Nous venons de voir comment s'était développée, au cours de l'histoire de France, l'autorité de ses rois. Issu du père de famille, le roi était demeuré dans l'âme populaire, instinctivement et sans qu'elle s'en rendit compte, le père auprès duquel on cherche soutien et abri. Vers lui, à travers les siècles, s'étaient portés les regards dans les moments de détresse ou de besoin.

Et voici que, brusquement, par le violent contrecoup de la prise de la Bastille, cette grande autorité patronale est renversée. Et c'est parmi le peuple de France un malaise, un effroi, vague, irréfléchi. Oh ! les rumeurs sinistres ! Les brigands !... et le père n'est plus là !
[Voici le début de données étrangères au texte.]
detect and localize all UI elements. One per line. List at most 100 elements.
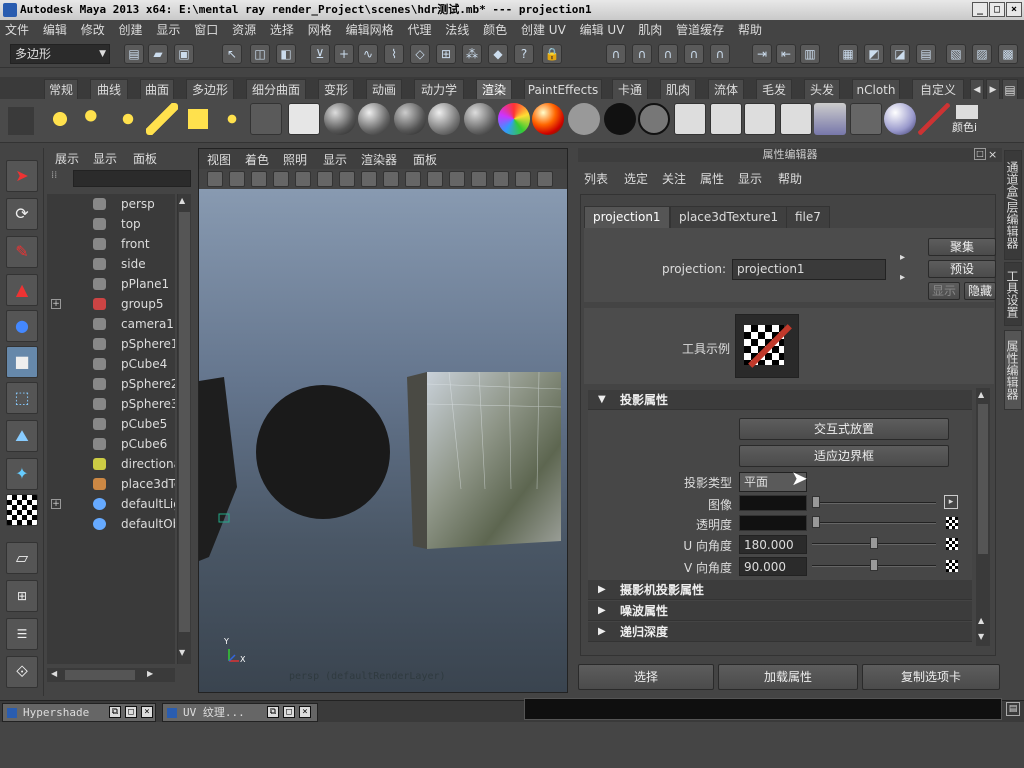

La grande peur est la dernière page de l'histoire de la royauté en France. Il n'en est pas de plus touchante, de plus glorieuse pour elle ; il n'en est pas où apparaisse mieux le caractère des relations qui, traditionnellement, naturellement, s'étaient établies entre le roi et le pays.

 

 

 



[1] On dispose de très nombreux documents pour écrire l'histoire de la Grande Peur. Il serait impossible de les énumérer ici : pièces d'archives et mémoires. Voici les principaux ouvrages dont cet événement a fait l'objet. Gust. Bord, la Prise de la Bastille et les conséquences de cet événement dans les provinces, Paris, 1882. P. de Witt, la Peur en 1789, la Journée des Brigands en Limousin, Caen, 1887. — Victor Fouruel, les Hommes du 14 Juillet, Paris, 1890. — Fr. Mege, les Dernières années de la province d'Auvergne, la Grande Peur, Clermont-Ferrand, 1901. — G. Bussière, Études historiques sur la Révolution en Périgord, 3e partie, Paris, 1903. — P. Conard, la Peur en Dauphiné, Paris, 1904. — Dr Cabanès et L. Nass, la Névrose révolutionnaire, Paris, s. d. 1906, chap. I, la Contagion de la Peur. — Édouard Forestié, la Grande Peur de 1789, Montauban, 1910, in-8°.

[2] Journal inédit de Fr. Samelin, de Neuville-aux-Bois ou Neuville-aux-Loges, communiqué par M. Léon Marlet, bibliothécaire au Sénat.

[3] Mémoires inédits d'un officier aux chasseurs sous Louis XVI, communiqués par M. Raymond Lécuyer.

[4] P. Conard, la Peur en Dauphiné, Paris, 1904.

[5] Mémoires inédits du général baron Bourgeat, communication de M. J. Rey, de Grenoble.

[6] Mémoires inédits sur la Révolution, de Fabre d'Olivet, poète national. Communication de M. Armand Lods.

[7] Cahiers inédits de François-Xavier Vernère, volontaire de 91, communication de M. Gérin-Roze.